In Basilicata è uno strumento già previsto dalla DGR 194 del 2017 “Manuale per l’autorizzazione dei servizi e delle strutture pubbliche e private che svolgono attività socio-assistenziali e socio-educative” e rientra anche tra le attività oggetto dell’Avviso Pubblico “Sostegno di attività imprenditoriali di interesse socio-assistenziale” varato dalla giunta Bardi a seguito dell’emergenza Coronavirus.

Di cosa si tratta? Recita la delibera: «L’appartamento diffuso è una struttura residenziale destinata ad anziani autosufficienti a prevalente accoglienza alberghiera costituita da un insieme di alloggi, di piccola dimensione e di varia tipologia, dotati di servizi collettivi e degli accessori necessari per consentire una vita autonoma. Ha caratteristiche funzionali ed organizzative orientate al modello comunitario e garantisce attività a sostegno dell’autonomia individuale e sociale. Sono erogate prestazioni e servizi alberghieri inclusivi della somministrazione pasti, attività di supporto nell’espletamento delle funzioni e delle attività quotidiane, attività a sostegno dell’autonomia individuale e sociale, attività assistenziali e sanitarie a bassa soglia erogate da personale qualificato».

Ora immaginiamo i nostri borghi sempre più spopolati e i tantissimi appartamenti, molto spesso contigui, disabitati: un’idea del genere non potrebbe anche fungere da leva per la rigenerazione urbana attraverso piccole opere diffuse di riqualificazione ecosostenibile degli immobili residenziali?

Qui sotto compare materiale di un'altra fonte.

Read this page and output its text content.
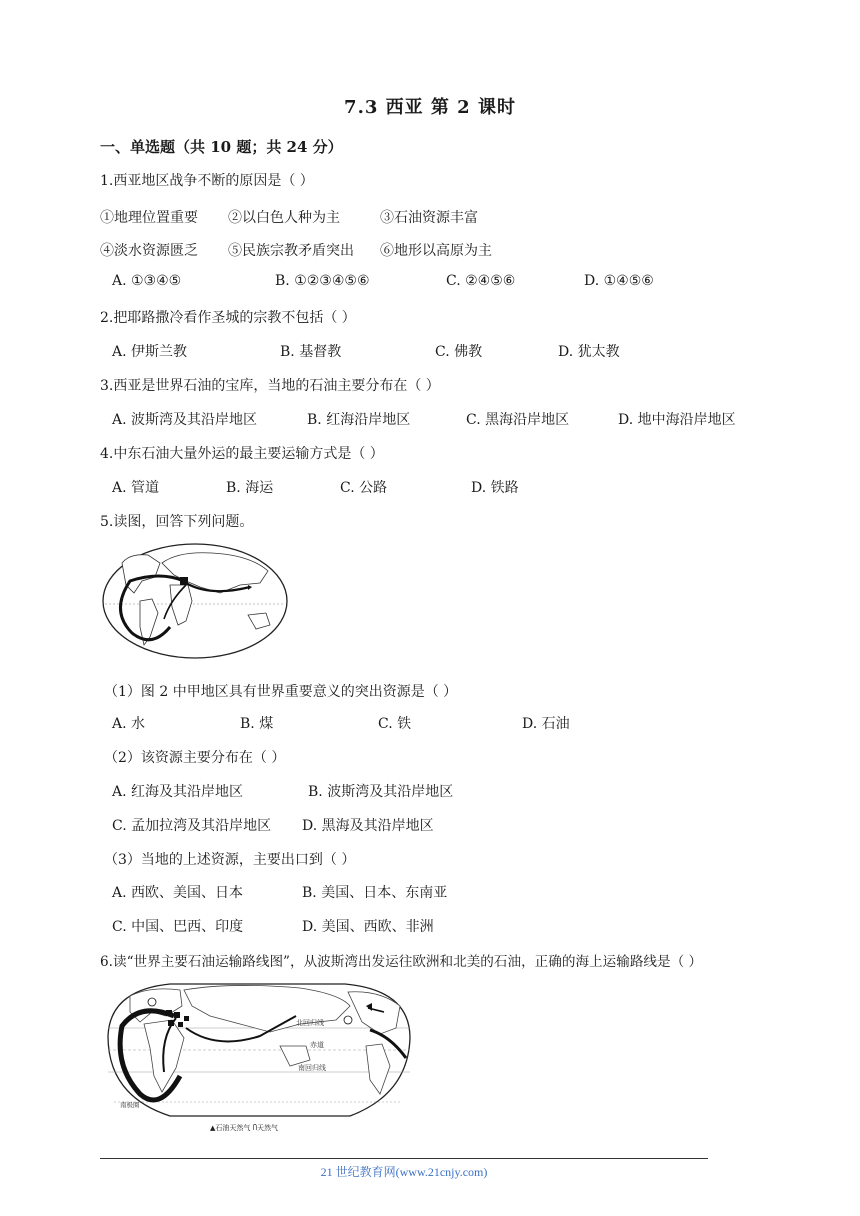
7.3 西亚 第 2 课时
一、单选题（共 10 题；共 24 分）
1.西亚地区战争不断的原因是（ ）
①地理位置重要 ②以白色人种为主	③石油资源丰富
④淡水资源匮乏 ⑤民族宗教矛盾突出 ⑥地形以高原为主
A. ①③④⑤	B. ①②③④⑤⑥	C. ②④⑤⑥	D. ①④⑤⑥
2.把耶路撒冷看作圣城的宗教不包括（ ）
A. 伊斯兰教	B. 基督教	C. 佛教	D. 犹太教
3.西亚是世界石油的宝库，当地的石油主要分布在（ ）
A. 波斯湾及其沿岸地区	B. 红海沿岸地区	C. 黑海沿岸地区	D. 地中海沿岸地区
4.中东石油大量外运的最主要运输方式是（ ）
A. 管道	B. 海运	C. 公路	D. 铁路
5.读图，回答下列问题。
（1）图 2 中甲地区具有世界重要意义的突出资源是（ ）
A. 水	B. 煤	C. 铁	D. 石油
（2）该资源主要分布在（ ）
A. 红海及其沿岸地区	B. 波斯湾及其沿岸地区
C. 孟加拉湾及其沿岸地区 D. 黑海及其沿岸地区
（3）当地的上述资源，主要出口到（ ）
A. 西欧、美国、日本	B. 美国、日本、东南亚
C. 中国、巴西、印度	D. 美国、西欧、非洲
6.读“世界主要石油运输路线图”，从波斯湾出发运往欧洲和北美的石油，正确的海上运输路线是（ ）
北回归线
赤道
南回归线
南极圈
▲石油天然气 Ⴖ天然气
21 世纪教育网(www.21cnjy.com)
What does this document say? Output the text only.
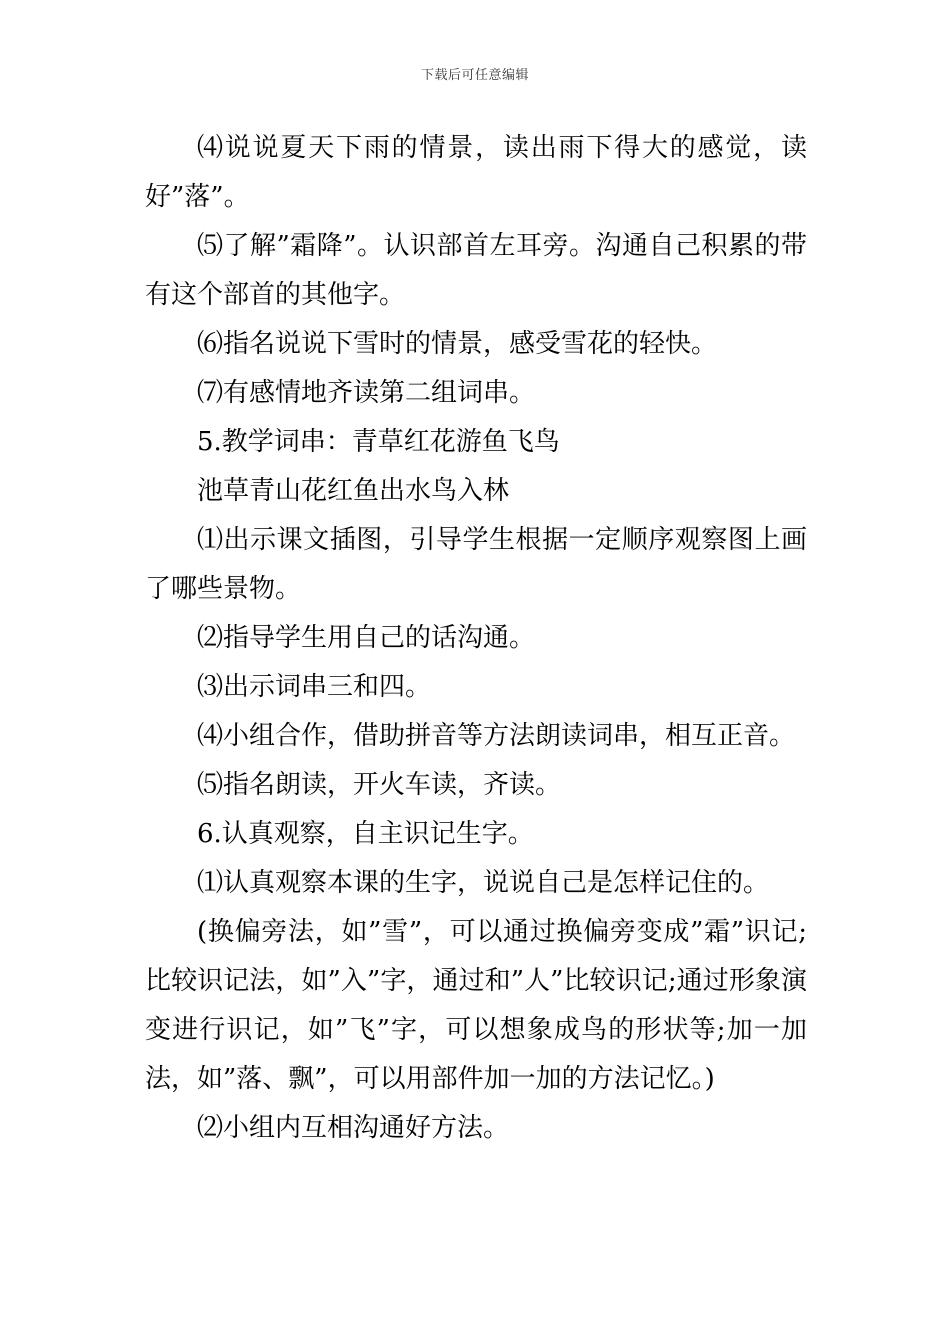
下载后可任意编辑

⑷说说夏天下雨的情景，读出雨下得大的感觉，读好”落”。

⑸了解”霜降”。认识部首左耳旁。沟通自己积累的带有这个部首的其他字。

⑹指名说说下雪时的情景，感受雪花的轻快。

⑺有感情地齐读第二组词串。

5.教学词串：青草红花游鱼飞鸟

池草青山花红鱼出水鸟入林

⑴出示课文插图，引导学生根据一定顺序观察图上画了哪些景物。

⑵指导学生用自己的话沟通。

⑶出示词串三和四。

⑷小组合作，借助拼音等方法朗读词串，相互正音。

⑸指名朗读，开火车读，齐读。

6.认真观察，自主识记生字。

⑴认真观察本课的生字，说说自己是怎样记住的。

(换偏旁法，如”雪”，可以通过换偏旁变成”霜”识记;比较识记法，如”入”字，通过和”人”比较识记;通过形象演变进行识记，如”飞”字，可以想象成鸟的形状等;加一加法，如”落、飘”，可以用部件加一加的方法记忆。)

⑵小组内互相沟通好方法。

Il co-housing, una sorta di modello dell’antico “vicinato” evoluto in termini si assistenza, non potrebbe contribuire alla creazione o all’implementazione di cooperative sociali disposte a gestirlo, con conseguente aumento di posti di lavoro? In compenso i nostri anziani potrebbero vivere facendosi compagnia, in un auspicabile equilibrio tra autonomia e socialità.

Il social housing previsto dalla manuale dei servizi socio-assistenziali della Regione Basilicata, non riguarda soltanto la popolazione anziana, ma anche i servizi riguardanti minori, immigrati ed ex detenuti.